Now, by uncovering a second cell target for rapamycin, a recent study offers valuable insights into the drug's potential as a neuroprotective, anti-aging agent.

The second target is a protein called transient receptor potential mucolipin 1 (TRPML1). Targeting TRPML1 appears to spur a recycling process that stops cells clogging up with waste material and faulty proteins. Accumulation of faulty proteins in cells is a characteristic of aging. It is also a hallmark of Alzheimer's, Parkinson's, and other neurodegenerative diseases.

The study is the work of researchers at the University of Michigan in Ann Arbor and the Zhejiang University of Technology in China. They report their findings in a recent PLOS Biology paper.

The principal study investigator is Haoxing Xu, who supervises a laboratory in the Department of Molecular, Cellular, and Developmental Biology, at the University of Michigan.

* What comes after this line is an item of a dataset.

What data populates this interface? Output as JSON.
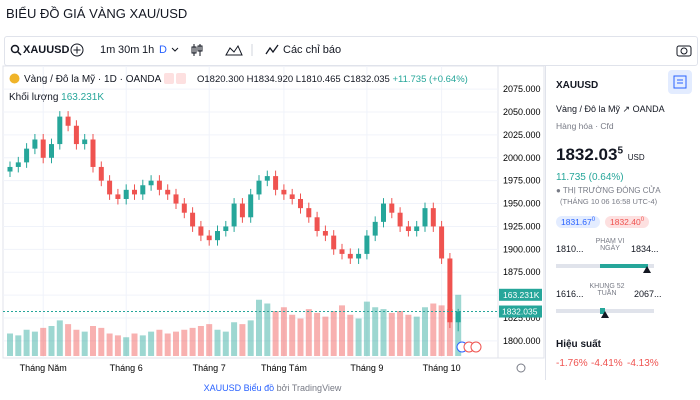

"The identification of a new target of rapamycin offers an insight in developing the next generation of rapamycin, which will have a more specific effect on neurodegenerative disease," says co-lead study author Wei Chen, who works in Xu's laboratory.

Rapamycin and autophagy

Since the discovery of rapamycin, its various uses as an immune suppressor have extended from preventing immune rejection of organ transplants to the coating of stents that prop open coronary arteries.

The Food and Drug Administration (FDA) have also approved several rapamycin derivatives, or "rapalogs," for clinical trials to evaluate their effectiveness in targeting cancer cells and treating neurodegenerative diseases. In addition, studies in mammals, flies, and other organisms have shown that rapamycin can lengthen lifespan.

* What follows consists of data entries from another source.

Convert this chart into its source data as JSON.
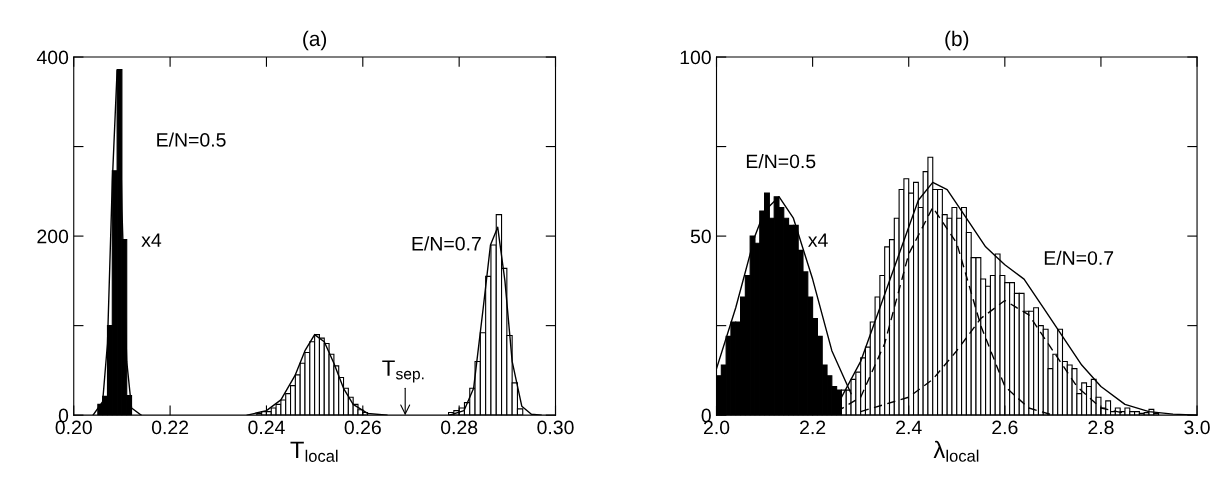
{
  "chart_data": [
    {
      "type": "histogram",
      "title": "(a)",
      "xlabel": "T$_{local}$",
      "xlim": [
        0.2,
        0.3
      ],
      "xticks": [
        {
          "value": 0.2,
          "label": "0.20"
        },
        {
          "value": 0.22,
          "label": "0.22"
        },
        {
          "value": 0.24,
          "label": "0.24"
        },
        {
          "value": 0.26,
          "label": "0.26"
        },
        {
          "value": 0.28,
          "label": "0.28"
        },
        {
          "value": 0.3,
          "label": "0.30"
        }
      ],
      "ylim": [
        0,
        400
      ],
      "yticks": [
        0,
        {
          "value": 100,
          "label": null
        },
        200,
        {
          "value": 300,
          "label": null
        },
        400
      ],
      "grid": false,
      "legend": false,
      "annotations": [
        "E/N=0.5",
        "x4",
        "E/N=0.7",
        "T$_{sep.}$"
      ],
      "series": [
        {
          "type": "histogram",
          "color": "#000000",
          "bins": [
            0.205,
            0.206,
            0.207,
            0.208,
            0.209,
            0.21,
            0.211,
            0.212
          ],
          "values": [
            12,
            21,
            100,
            273,
            386,
            196,
            22
          ]
        },
        {
          "type": "histogram",
          "color": "#ffffff",
          "bins": [
            0.238,
            0.239,
            0.24,
            0.241,
            0.242,
            0.243,
            0.244,
            0.245,
            0.246,
            0.247,
            0.248,
            0.249,
            0.25,
            0.251,
            0.252,
            0.253,
            0.254,
            0.255,
            0.256,
            0.257,
            0.258,
            0.259,
            0.26,
            0.261
          ],
          "values": [
            2,
            4,
            4,
            8,
            12,
            17,
            24,
            33,
            45,
            58,
            70,
            82,
            90,
            86,
            80,
            68,
            55,
            42,
            30,
            20,
            12,
            6,
            3
          ]
        },
        {
          "type": "histogram",
          "color": "#ffffff",
          "bins": [
            0.2778,
            0.2789,
            0.28,
            0.2811,
            0.2822,
            0.2833,
            0.2844,
            0.2855,
            0.2866,
            0.2877,
            0.2888,
            0.2899,
            0.291,
            0.2921,
            0.2932
          ],
          "values": [
            3,
            5,
            8,
            14,
            30,
            60,
            92,
            155,
            190,
            224,
            164,
            89,
            36,
            7
          ]
        },
        {
          "type": "line",
          "color": "#000000",
          "line_style": "solid",
          "x": [
            0.204,
            0.206,
            0.207,
            0.208,
            0.209,
            0.2095,
            0.21,
            0.211,
            0.212,
            0.214
          ],
          "values": [
            0,
            15,
            80,
            260,
            385,
            370,
            230,
            60,
            8,
            0
          ]
        },
        {
          "type": "line",
          "color": "#000000",
          "line_style": "solid",
          "x": [
            0.236,
            0.24,
            0.243,
            0.246,
            0.248,
            0.25,
            0.252,
            0.254,
            0.256,
            0.258,
            0.261,
            0.265
          ],
          "values": [
            0,
            5,
            17,
            45,
            72,
            90,
            82,
            58,
            30,
            12,
            2,
            0
          ]
        },
        {
          "type": "line",
          "color": "#000000",
          "line_style": "solid",
          "x": [
            0.278,
            0.281,
            0.283,
            0.285,
            0.2865,
            0.288,
            0.2895,
            0.291,
            0.293,
            0.295,
            0.297
          ],
          "values": [
            0,
            5,
            30,
            120,
            190,
            210,
            150,
            60,
            10,
            1,
            0
          ]
        }
      ]
    },
    {
      "type": "histogram",
      "title": "(b)",
      "xlabel": "λ$_{local}$",
      "xlim": [
        2.0,
        3.0
      ],
      "xticks": [
        {
          "value": 2.0,
          "label": "2.0"
        },
        {
          "value": 2.2,
          "label": "2.2"
        },
        {
          "value": 2.4,
          "label": "2.4"
        },
        {
          "value": 2.6,
          "label": "2.6"
        },
        {
          "value": 2.8,
          "label": "2.8"
        },
        {
          "value": 3.0,
          "label": "3.0"
        }
      ],
      "ylim": [
        0,
        100
      ],
      "yticks": [
        0,
        {
          "value": 25,
          "label": null
        },
        50,
        {
          "value": 75,
          "label": null
        },
        100
      ],
      "grid": false,
      "legend": false,
      "annotations": [
        "E/N=0.5",
        "x4",
        "E/N=0.7"
      ],
      "series": [
        {
          "type": "histogram",
          "color": "#000000",
          "bins": [
            2.0,
            2.01,
            2.02,
            2.03,
            2.04,
            2.05,
            2.06,
            2.07,
            2.08,
            2.09,
            2.1,
            2.11,
            2.12,
            2.13,
            2.14,
            2.15,
            2.16,
            2.17,
            2.18,
            2.19,
            2.2,
            2.21,
            2.22,
            2.23,
            2.24,
            2.25,
            2.26
          ],
          "values": [
            11,
            14,
            22,
            26,
            26,
            33,
            39,
            50,
            48,
            57,
            62,
            55,
            61,
            58,
            55,
            53,
            53,
            46,
            40,
            33,
            27,
            22,
            14,
            11,
            8,
            7
          ]
        },
        {
          "type": "histogram",
          "color": "#ffffff",
          "bins": [
            2.26,
            2.27,
            2.28,
            2.29,
            2.3,
            2.31,
            2.32,
            2.33,
            2.34,
            2.35,
            2.36,
            2.37,
            2.38,
            2.39,
            2.4,
            2.41,
            2.42,
            2.43,
            2.44,
            2.45,
            2.46,
            2.47,
            2.48,
            2.49,
            2.5,
            2.51,
            2.52,
            2.53,
            2.54,
            2.55,
            2.56,
            2.57,
            2.58,
            2.59,
            2.6,
            2.61,
            2.62,
            2.63,
            2.64,
            2.65,
            2.66,
            2.67,
            2.68,
            2.69,
            2.7,
            2.71,
            2.72,
            2.73,
            2.74,
            2.75,
            2.76,
            2.77,
            2.78,
            2.79,
            2.8,
            2.81,
            2.82,
            2.83,
            2.84,
            2.85,
            2.86,
            2.87,
            2.88,
            2.89,
            2.9,
            2.91,
            2.92
          ],
          "values": [
            7,
            7,
            10,
            12,
            16,
            19,
            26,
            33,
            39,
            47,
            49,
            55,
            63,
            66,
            62,
            65,
            58,
            68,
            72,
            63,
            63,
            56,
            55,
            58,
            55,
            58,
            51,
            44,
            44,
            38,
            36,
            39,
            45,
            39,
            37,
            37,
            34,
            34,
            29,
            29,
            30,
            25,
            24,
            13,
            17,
            24,
            15,
            14,
            13,
            6,
            9,
            8,
            10,
            5,
            2,
            4,
            1,
            2,
            1,
            2,
            1,
            1,
            0.5,
            0.7,
            1.6,
            0.5
          ]
        },
        {
          "type": "line",
          "color": "#000000",
          "line_style": "solid",
          "x": [
            2.0,
            2.04,
            2.08,
            2.1,
            2.13,
            2.16,
            2.2,
            2.24,
            2.28
          ],
          "values": [
            13,
            30,
            50,
            57,
            61,
            55,
            38,
            18,
            6
          ]
        },
        {
          "type": "line",
          "color": "#000000",
          "line_style": "solid",
          "x": [
            2.26,
            2.3,
            2.34,
            2.38,
            2.42,
            2.45,
            2.48,
            2.52,
            2.56,
            2.6,
            2.64,
            2.68,
            2.72,
            2.76,
            2.8,
            2.85,
            2.9,
            2.95,
            3.0
          ],
          "values": [
            5,
            15,
            30,
            45,
            60,
            65,
            63,
            55,
            47,
            42,
            38,
            30,
            22,
            14,
            8,
            3,
            1,
            0.3,
            0
          ]
        },
        {
          "type": "line",
          "color": "#000000",
          "line_style": "dashed",
          "x": [
            2.25,
            2.3,
            2.35,
            2.4,
            2.45,
            2.5,
            2.55,
            2.6,
            2.65,
            2.7
          ],
          "values": [
            1,
            5,
            20,
            45,
            58,
            48,
            25,
            8,
            2,
            0
          ]
        },
        {
          "type": "line",
          "color": "#000000",
          "line_style": "dashed",
          "x": [
            2.3,
            2.4,
            2.45,
            2.5,
            2.55,
            2.6,
            2.65,
            2.7,
            2.75,
            2.8,
            2.85
          ],
          "values": [
            1,
            5,
            10,
            18,
            27,
            32,
            28,
            18,
            8,
            2,
            0.5
          ]
        }
      ]
    }
  ]
}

When rapamycin blocks mTOR, it halts cell growth. That is why drug developers are interested in its potential as an anticancer agent because uncontrolled growth of cells is a primary feature of cancer.

However, blocking mTOR also sets autophagy in motion. Autophagy is another cell process that clears away and recycles damaged cell components and proteins that have the wrong shape and do not work correctly.

Autophagy depends on cell recycling compartments called lysosomes to break down the waste materials into molecular building blocks that the cell can use again.

"The main function of the lysosome is to maintain the healthy state of the cell because it degrades the harmful stuff within the cell," explains co-lead study author Xiaoli Zhang, who also works in Xu's laboratory.

"During stress conditions," she adds, "autophagy can lead to [...] cell survival by degrading dysfunctional components and providing the building blocks of cells, such as amino acids and lipids."